Owning his own restaurant was the dream of Guy Genoud’s life. It took a while for the dream to come true. The journey began in his native France and is alive and thriving at Brasserie Provence in Louisville.
“I got the bug when I was 16 and working in a restaurant in Cannes. I was making decent money, a lot of cash, which was pretty cool,” he says. “I saw the passion restaurant owners and chefs had for the business, and I realized I felt the same way.”
His restaurant career was sidelined as he pursued a degree in biology but quickly got back on track as he interned at Claridge’s Hotel in London. He returned to Cannes with a renewed interest in restaurants and hospitality. Moving to the United States, his experience was rounded out by 16 years with Hilton and, eventually, as general manager at the venerable Brown Hotel in Louisville.
The entrepreneurial desire never waned. “When I was getting ready to turn 50, my wife, Stacy, told me it was now or never,” says Genoud. In 2013, the couple brought brasserie-style dining to Louisville.
“Sometimes the public’s idea of a French restaurant is that it’s fancy, stuffy, expensive and serves small portions.
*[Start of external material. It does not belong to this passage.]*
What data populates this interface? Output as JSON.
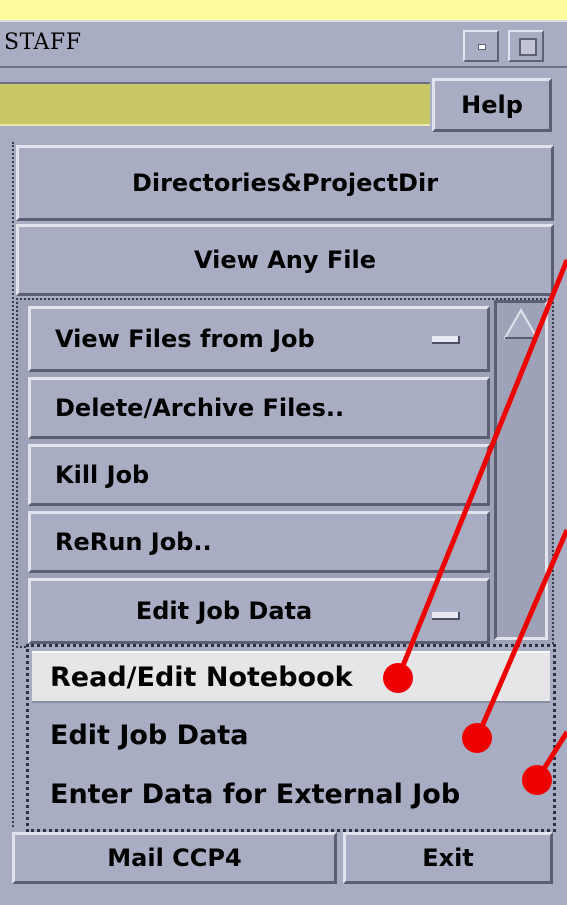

In France, brasseries can be very casual to very chic. We decided our restaurant here would fall in the middle, upscale casual–comfortable and welcoming, not stuffy. At Brasserie Provence, we have generous portions; we’re not super expensive, and we are approachable,” says Genoud.
He gives kudos to his staff for the restaurant’s success. “We are what we are because of them. The majority of them have been with me since we opened. They have such a commitment to provide the highest quality food and service,” he says. “Chef Patrick Gosden started as a line cook, then moved up to sous chef, then chef. He has grown with me over the past three years. I think of it as our kitchen, not my kitchen. We do wine dinners so he can show his creativity through different cuisines, such as Spanish and Italian. I don’t mind when he does fusion style. It doesn’t always have to be classic French,” he says.
The menu features a selection of dishes that are typical of the traditional French brasserie, such as French onion soup, a cheese display, charcuterie and steak frites. Into the menu, he and Gosden interweave recipes from Genoud’s mother, grandmother and sister that he enjoyed as a young man, reflect the products of Provence and the style of cooking in the south of France.
“My maternal grandmother was from Alsace and would make Alsatian choucroute. To be with the family and have a big platter of sauerkraut with different parts of pork, the sausage and the potatoes, it was wonderful. And we drank it with beer, not wine,” he says. His paternal grandmother was not known for her culinary prowess, but it is with great fondness he remembers her Sunday lunch ritual. “She would have a lot of crudités like fennel and celery and olives and cucumber and sausages. I just loved that.” Going mushroom and berry picking in the mountains is another memory he treasures.
For the next few weeks much of his attention will be centered around preparing for Derby guests. The past couple of years have shown him that Wednesday and Thursday nights of Derby week attract primarily local diners to Brasserie Provence, while out-of-town guests make up the majority of Oaks and Derby evening clientele. “Previously, they could visit a bar and enjoy appetizers, then go to dinner at a restaurant or a private party on Saturday night,” says Genoud., “but now that the actual Derby is run so late, they don’t have the time or luxury to go to a few places. Since their dinner will be later and we don’t know for sure what time they will arrive, we offer only one seating with a prix fixe menu and the table is guaranteed to the customer for the entire evening. We make it special.”